I Love Dick (Pilot), 2016
Kevin Bacon, Kathryn Hahn, Griffin Dunne
Dir: Jill Soloway
After watching the pilot of this series, it might feel easy to dismiss it as the worst of the Amazon pilots this season. The unconventional narrative could come off as confusing and the cinematography itself as too “art-house” for a mainstream audience. Just look at the message board on IMDB and you’ll see entries such as “red armpit hair- ew” and “horrible” right out of the gate. I admit, this pilot took me off guard as it’s not the usual fare that streaming companies normally churn out. Nor is it something that I would choose to start viewing on my own as it was the last show of the three Amazon premieres not taken by one of our other reviewers. However, I believe it would be a mistake to simply write it off without giving it a chance.
This series is based on the “feminist novel” by Chris Kraus. I confess to not having read it, so I won’t be covering the differences from text to screen, nor will I cover the controversies surrounding the text itself. Our story, then, revolves around Chris (Kathryn Hahn), a failed film-maker who accompanies her husband Sylvere (Griffin Dunne) to Marfa, Texas. He has acquired a residency under Dick (Kevin Bacon), and his goal is to reinterpret the Holocaust. Neither of the main couple are very likeable. They’re both neurotic and most of their dialogue is awkward when they aren’t insulting each other. The town is an oasis of academia and artists and Chris and Sylvere’s interactions with the townspeople are pretty funny – one of them refers to Chris as “the Holocaust wife”. Upon meeting Dick at a party, Chris becomes infatuated with him even though during the subsequent dinner he acts, well, like a dick. She starts writing a letter to him, with her husband oddly encouraging her.
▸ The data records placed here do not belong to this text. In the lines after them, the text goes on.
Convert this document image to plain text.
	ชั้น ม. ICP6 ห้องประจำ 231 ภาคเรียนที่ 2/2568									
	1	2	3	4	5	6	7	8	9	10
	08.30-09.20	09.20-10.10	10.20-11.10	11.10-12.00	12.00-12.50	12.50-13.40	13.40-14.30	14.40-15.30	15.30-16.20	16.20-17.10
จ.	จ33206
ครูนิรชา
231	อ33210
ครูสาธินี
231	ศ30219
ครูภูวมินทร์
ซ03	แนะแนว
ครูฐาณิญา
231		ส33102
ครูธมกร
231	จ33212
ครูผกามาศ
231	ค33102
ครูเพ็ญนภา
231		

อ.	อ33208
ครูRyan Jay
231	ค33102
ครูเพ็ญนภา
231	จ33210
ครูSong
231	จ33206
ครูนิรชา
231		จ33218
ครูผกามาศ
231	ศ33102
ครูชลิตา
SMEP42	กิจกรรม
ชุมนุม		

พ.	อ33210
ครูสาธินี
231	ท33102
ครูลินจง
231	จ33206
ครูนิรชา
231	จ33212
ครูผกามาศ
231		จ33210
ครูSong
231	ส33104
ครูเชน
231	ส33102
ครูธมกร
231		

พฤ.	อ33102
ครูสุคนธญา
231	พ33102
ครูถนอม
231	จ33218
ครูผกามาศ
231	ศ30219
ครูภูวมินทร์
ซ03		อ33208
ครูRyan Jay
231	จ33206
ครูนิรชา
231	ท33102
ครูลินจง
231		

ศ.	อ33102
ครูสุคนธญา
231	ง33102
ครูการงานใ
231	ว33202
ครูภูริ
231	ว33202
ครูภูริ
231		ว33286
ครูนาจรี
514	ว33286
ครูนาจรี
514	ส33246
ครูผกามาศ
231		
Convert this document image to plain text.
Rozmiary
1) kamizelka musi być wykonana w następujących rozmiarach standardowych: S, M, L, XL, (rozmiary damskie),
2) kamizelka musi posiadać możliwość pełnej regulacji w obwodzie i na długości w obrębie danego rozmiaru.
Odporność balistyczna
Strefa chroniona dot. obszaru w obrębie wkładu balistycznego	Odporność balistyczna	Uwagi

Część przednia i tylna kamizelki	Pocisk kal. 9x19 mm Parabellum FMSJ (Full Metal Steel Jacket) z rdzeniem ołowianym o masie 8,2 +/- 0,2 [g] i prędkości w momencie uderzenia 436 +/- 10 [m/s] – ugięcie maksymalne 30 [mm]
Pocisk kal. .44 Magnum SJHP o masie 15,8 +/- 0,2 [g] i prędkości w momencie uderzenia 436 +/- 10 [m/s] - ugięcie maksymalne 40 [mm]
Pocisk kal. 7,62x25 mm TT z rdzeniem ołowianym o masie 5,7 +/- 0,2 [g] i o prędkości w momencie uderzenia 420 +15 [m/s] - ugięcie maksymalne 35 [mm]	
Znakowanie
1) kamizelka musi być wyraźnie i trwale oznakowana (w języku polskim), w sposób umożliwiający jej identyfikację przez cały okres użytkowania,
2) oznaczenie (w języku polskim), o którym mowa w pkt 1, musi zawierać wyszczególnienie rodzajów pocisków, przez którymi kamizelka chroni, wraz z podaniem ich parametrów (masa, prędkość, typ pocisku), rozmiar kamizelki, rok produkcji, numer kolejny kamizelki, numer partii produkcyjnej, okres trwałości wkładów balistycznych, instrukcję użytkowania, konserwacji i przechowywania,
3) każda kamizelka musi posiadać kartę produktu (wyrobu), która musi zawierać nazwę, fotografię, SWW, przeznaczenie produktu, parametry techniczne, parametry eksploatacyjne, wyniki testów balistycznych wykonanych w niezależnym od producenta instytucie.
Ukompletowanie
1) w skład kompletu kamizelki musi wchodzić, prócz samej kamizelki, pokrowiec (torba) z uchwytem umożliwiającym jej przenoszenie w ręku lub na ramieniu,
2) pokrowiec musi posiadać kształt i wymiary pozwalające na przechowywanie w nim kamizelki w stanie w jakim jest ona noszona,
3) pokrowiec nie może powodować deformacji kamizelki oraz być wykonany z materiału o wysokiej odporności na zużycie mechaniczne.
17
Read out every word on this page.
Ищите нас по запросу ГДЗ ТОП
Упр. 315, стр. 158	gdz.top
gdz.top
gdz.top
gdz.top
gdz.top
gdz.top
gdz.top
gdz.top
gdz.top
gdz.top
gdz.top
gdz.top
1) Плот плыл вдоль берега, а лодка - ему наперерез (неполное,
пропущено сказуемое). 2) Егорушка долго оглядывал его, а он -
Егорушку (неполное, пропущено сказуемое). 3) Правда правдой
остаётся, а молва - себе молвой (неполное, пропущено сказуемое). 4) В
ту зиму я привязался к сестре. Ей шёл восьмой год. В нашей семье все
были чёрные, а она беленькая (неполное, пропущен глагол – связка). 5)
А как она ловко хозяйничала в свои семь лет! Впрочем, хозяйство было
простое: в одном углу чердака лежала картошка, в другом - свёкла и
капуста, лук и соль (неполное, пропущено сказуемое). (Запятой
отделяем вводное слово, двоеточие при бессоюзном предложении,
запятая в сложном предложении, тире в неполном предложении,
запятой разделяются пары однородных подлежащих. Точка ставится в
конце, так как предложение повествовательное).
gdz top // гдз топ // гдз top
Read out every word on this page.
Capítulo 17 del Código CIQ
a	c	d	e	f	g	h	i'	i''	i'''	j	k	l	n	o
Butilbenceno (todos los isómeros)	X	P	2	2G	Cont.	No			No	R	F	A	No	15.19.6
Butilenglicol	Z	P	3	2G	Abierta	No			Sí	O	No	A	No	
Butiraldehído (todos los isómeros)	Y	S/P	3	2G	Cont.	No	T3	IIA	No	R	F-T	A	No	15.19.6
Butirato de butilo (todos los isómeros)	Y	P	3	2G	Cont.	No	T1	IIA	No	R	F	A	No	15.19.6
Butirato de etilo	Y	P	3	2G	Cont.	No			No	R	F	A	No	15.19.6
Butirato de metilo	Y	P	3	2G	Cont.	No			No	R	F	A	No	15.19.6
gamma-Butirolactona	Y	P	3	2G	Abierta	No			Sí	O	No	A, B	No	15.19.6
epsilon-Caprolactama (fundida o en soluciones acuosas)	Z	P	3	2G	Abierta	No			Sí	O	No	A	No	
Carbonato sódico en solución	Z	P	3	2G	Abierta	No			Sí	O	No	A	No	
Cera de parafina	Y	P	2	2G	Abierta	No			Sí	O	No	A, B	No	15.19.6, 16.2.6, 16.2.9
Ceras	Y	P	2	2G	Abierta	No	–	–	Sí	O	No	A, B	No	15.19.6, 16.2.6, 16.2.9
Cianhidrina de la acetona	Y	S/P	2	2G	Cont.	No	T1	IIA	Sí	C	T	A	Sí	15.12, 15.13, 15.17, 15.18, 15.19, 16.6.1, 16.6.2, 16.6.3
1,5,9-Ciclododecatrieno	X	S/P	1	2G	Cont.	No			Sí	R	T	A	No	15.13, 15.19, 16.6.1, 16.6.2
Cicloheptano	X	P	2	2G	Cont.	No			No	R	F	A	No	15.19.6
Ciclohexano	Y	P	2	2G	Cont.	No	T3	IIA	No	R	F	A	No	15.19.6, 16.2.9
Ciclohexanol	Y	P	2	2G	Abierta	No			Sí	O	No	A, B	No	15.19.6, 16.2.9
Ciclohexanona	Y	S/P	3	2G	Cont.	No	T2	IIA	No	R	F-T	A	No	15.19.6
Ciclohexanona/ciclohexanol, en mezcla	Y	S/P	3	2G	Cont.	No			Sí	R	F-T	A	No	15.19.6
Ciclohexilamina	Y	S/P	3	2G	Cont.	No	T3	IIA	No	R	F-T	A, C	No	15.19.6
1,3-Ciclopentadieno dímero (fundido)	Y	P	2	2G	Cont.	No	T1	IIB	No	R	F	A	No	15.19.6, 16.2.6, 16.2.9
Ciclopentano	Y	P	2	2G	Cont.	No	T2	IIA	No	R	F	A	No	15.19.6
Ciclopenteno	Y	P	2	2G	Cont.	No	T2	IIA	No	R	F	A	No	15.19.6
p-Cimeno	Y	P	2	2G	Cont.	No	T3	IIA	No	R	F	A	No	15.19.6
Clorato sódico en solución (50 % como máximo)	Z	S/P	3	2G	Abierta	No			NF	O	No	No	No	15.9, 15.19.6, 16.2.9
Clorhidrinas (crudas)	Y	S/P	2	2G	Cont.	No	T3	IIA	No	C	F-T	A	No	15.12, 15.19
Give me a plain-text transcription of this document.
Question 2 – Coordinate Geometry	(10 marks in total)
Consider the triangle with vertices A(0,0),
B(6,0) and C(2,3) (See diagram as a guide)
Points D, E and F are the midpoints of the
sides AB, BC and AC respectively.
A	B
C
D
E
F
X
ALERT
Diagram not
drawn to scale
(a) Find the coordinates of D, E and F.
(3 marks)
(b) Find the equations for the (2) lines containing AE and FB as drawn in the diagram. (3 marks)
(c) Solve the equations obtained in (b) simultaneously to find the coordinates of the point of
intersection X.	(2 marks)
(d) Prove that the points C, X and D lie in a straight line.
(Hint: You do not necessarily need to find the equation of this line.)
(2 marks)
This letter acts as the plot points of the show, giving it a loose, free-form feel. The cinematography helps this along with some long cuts that stay after the action and quick pans during Chris’ imaginary dinner scene that accompany her dialogue to accent her feelings. Color is also used well. Most of the scenes are shot with dull colors while the scenes with Dick are vibrant and saturated in color. The soundtrack is eclectic and fits the show nicely.
In conclusion, I’m not going to give this show a score as I feel 33 minutes isn’t enough to know what’s going on – much less wrap up a series. I will say that the show has a good start and could be interesting enough to grab a dedicated following. It is shot well and (so far, at least) manages to come off as intellectual without falling into the trap of pretentiousness. If anything in this review sounds interesting to you, I suggest you give it a try, despite it having a shot of hairy armpits.